Pasan dos horas en las que me dedico a mirar fijamente la pantalla del ordenador.
«El secuestro es un delito, ¿sabes?».

Me doy la vuelta para ver al chico de pie en el salón, brazos cruzados y mirada desafiante pero con un ligero tono humorístico aun así. Ryu está de pie a mi lado, gruñendo levemente, pero sabe que es mejor no hacer nada sin que yo le deje. Le acaricio la cabeza para que se calme.

«No iba a dejarte ahí tirado y no es que te haya atado a mi cama. Tu camisa estaba destrozada; puedo darte una de las mías para que te vayas ahora mismo, si quieres. O puedes quedarte y contarme qué ha pasado e incluso te puedo hacer la comida, que ya va siendo hora de cenar»,' le digo. Nos miramos un buen rato sin decir nada; yo observo su pelo negro y liso japonés, su piel semi-morena, su posición alerta, sus ojos oscuros. El observa mi apariencia de extranjero, con mi pelo castaño claro, corto y revuelto, mi barba de dos días, mis ojos grises como la lluvia de mis déjà vús.

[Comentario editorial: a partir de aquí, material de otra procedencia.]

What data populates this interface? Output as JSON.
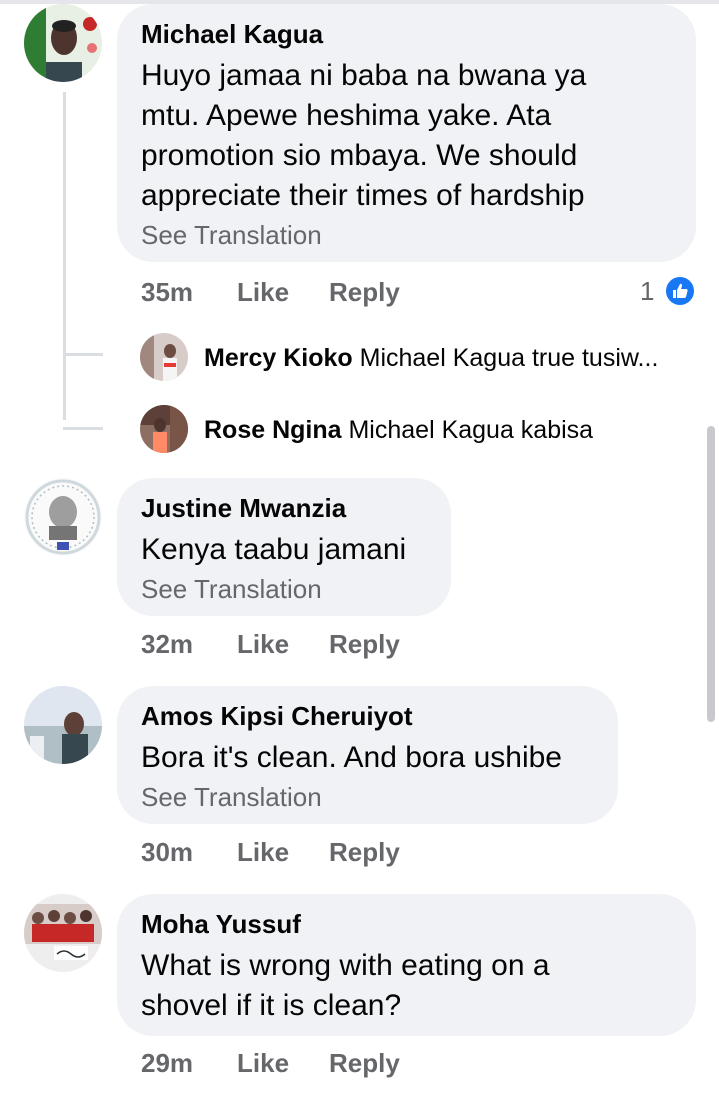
{
  "comments": [
    {
      "author": "Michael Kagua",
      "text_lines": [
        "Huyo jamaa ni baba na bwana ya",
        "mtu. Apewe heshima yake. Ata",
        "promotion sio mbaya. We should",
        "appreciate their times of hardship"
      ],
      "see_translation": "See Translation",
      "time": "35m",
      "like": "Like",
      "reply": "Reply",
      "reaction_count": "1",
      "reaction_icon": "like-thumb-icon",
      "replies": [
        {
          "author": "Mercy Kioko",
          "text": "Michael Kagua true tusiw..."
        },
        {
          "author": "Rose Ngina",
          "text": "Michael Kagua kabisa"
        }
      ]
    },
    {
      "author": "Justine Mwanzia",
      "text_lines": [
        "Kenya taabu jamani"
      ],
      "see_translation": "See Translation",
      "time": "32m",
      "like": "Like",
      "reply": "Reply"
    },
    {
      "author": "Amos Kipsi Cheruiyot",
      "text_lines": [
        "Bora it's clean. And bora ushibe"
      ],
      "see_translation": "See Translation",
      "time": "30m",
      "like": "Like",
      "reply": "Reply"
    },
    {
      "author": "Moha Yussuf",
      "text_lines": [
        "What is wrong with eating on a",
        "shovel if it is clean?"
      ],
      "time": "29m",
      "like": "Like",
      "reply": "Reply"
    }
  ],
  "colors": {
    "bubble": "#f0f2f5",
    "secondary_text": "#65676b",
    "like_blue": "#1877f2"
  }
}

«Que raro eres. Quiero ramen»,' me dice a regañadientes, apartando la mirada. Yo no puedo evitar reírme; es bastante mono, el crío. Le revuelvo el pelo de camino a la cocina (casi perdiendo la mano en el proceso).

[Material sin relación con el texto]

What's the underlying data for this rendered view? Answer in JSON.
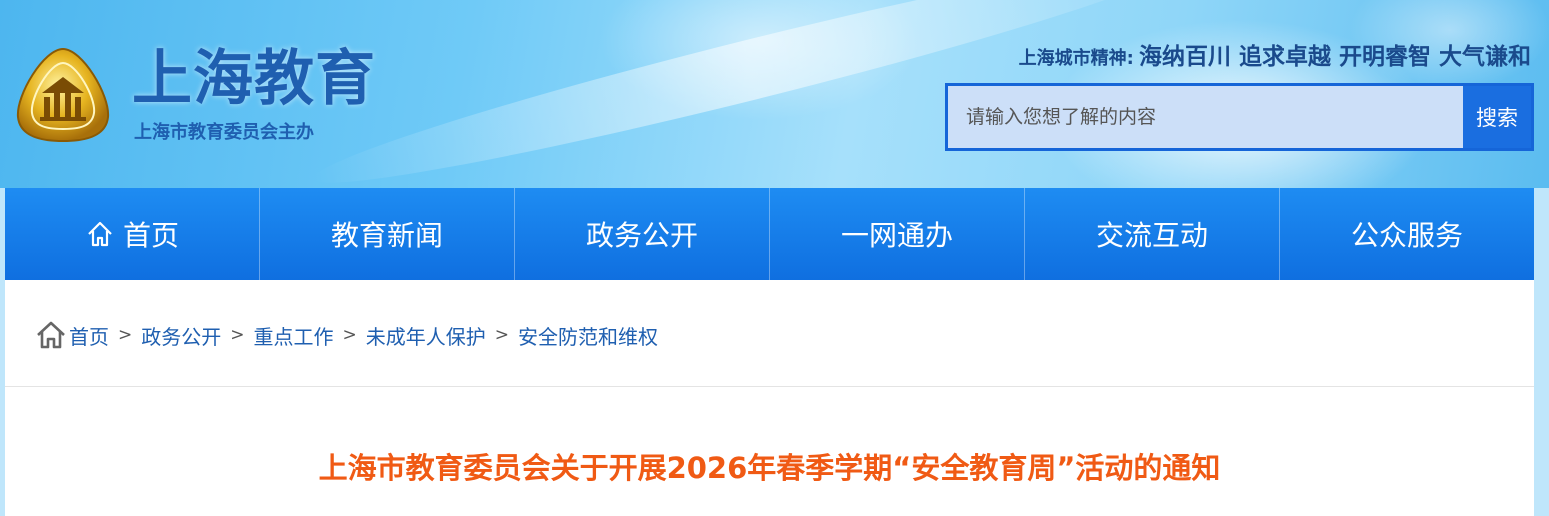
{
  "header": {
    "site_title": "上海教育",
    "site_subtitle": "上海市教育委员会主办",
    "motto_label": "上海城市精神:",
    "motto_text": "海纳百川 追求卓越 开明睿智 大气谦和",
    "search": {
      "placeholder": "请输入您想了解的内容",
      "button_label": "搜索"
    }
  },
  "nav": {
    "items": [
      {
        "label": "首页",
        "icon": "home-icon"
      },
      {
        "label": "教育新闻"
      },
      {
        "label": "政务公开"
      },
      {
        "label": "一网通办"
      },
      {
        "label": "交流互动"
      },
      {
        "label": "公众服务"
      }
    ]
  },
  "breadcrumb": {
    "icon": "home-icon",
    "separator": ">",
    "items": [
      "首页",
      "政务公开",
      "重点工作",
      "未成年人保护",
      "安全防范和维权"
    ]
  },
  "article": {
    "title": "上海市教育委员会关于开展2026年春季学期“安全教育周”活动的通知"
  },
  "colors": {
    "nav_bg": "#1679ea",
    "title_orange": "#f05a14",
    "brand_blue": "#1f5fb0"
  }
}
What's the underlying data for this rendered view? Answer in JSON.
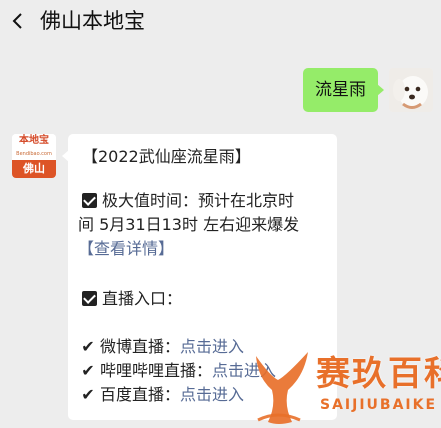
{
  "header": {
    "title": "佛山本地宝"
  },
  "chat": {
    "user_message": "流星雨",
    "bot_logo": {
      "top": "本地宝",
      "sub": "Bendibao.com",
      "city": "佛山"
    },
    "bot_message": {
      "title": "【2022武仙座流星雨】",
      "peak_line1": "极大值时间：预计在北京时",
      "peak_line2": "间 5月31日13时 左右迎来爆发",
      "details_link": "【查看详情】",
      "live_heading": "直播入口：",
      "streams": [
        {
          "label": "微博直播：",
          "link": "点击进入"
        },
        {
          "label": "哔哩哔哩直播：",
          "link": "点击进入"
        },
        {
          "label": "百度直播：",
          "link": "点击进入"
        }
      ]
    }
  },
  "watermark": {
    "name": "赛玖百科",
    "pinyin": "SAIJIUBAIKE",
    "color": "#e8702a"
  }
}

Cuando vuelvo al salón con dos boles de ramen humeantes, está sentado en el sofá rascando a Ryu, que parece más que contento. Me sorprende que haya podido caerle bien tan rápido; a raíz de su pasado, supongo, el perro siempre ha sido muy desconfiado con los extraños.

«Este perro es genial. ¿Cómo se llama?»,' me pregunta. El también parece más calmado.

«Ryu. ¿Cómo te llamas tú? Yo soy Julien», le digo mientras soplo a mi ramen. Él ya está comiéndose el suyo como si no hubiera probado bocado en bastante tiempo.

«Yuki. Y no te rías, aunque sea nombre de chica. Mi madre era un poco rara», me responde.

«¿Era?»

«Murió. Vivo con mi padre, que es un cabrón alcohólico que además debe dinero a los yakuza.
Normalmente puedo con ellos, pero hoy me han pillado mal. Por eso estaba así cuando me encontraste»,' me dice. Yo dejo de comer y le miro por un buen rato. No se da cuenta hasta que ha terminado su comida.

«¿Qué miras?»,' me dice defensivo.

«A ti. ¿Me dejas echarte unas fotos, luego?'».

Nos volvemos a mirar durante un buen rato sin decir nada. Accede al final, sonrojándose. Decido esperar un poco para intentar besarle; tal vez cuando nos conozcamos mejor, dentro de algún tiempo. El vendrá a verme ocasionalmente, buscando compañía y verá la tele acariciando a Ryu mientras yo trabajo o le miro y tal vez pasado un tiempo demos otro paso sin nombre. Seguro que a mi madre le cae bien; vendrá conmigo a visitarla a Francia en Navidad y tal vez se venga a vivir conmigo una temporada, cuando termine el instituto, antes de encontrar su propio piso.
Pero, de momento, me contento con fotografiarle en mi balcón, en la noche sonora de Tokio.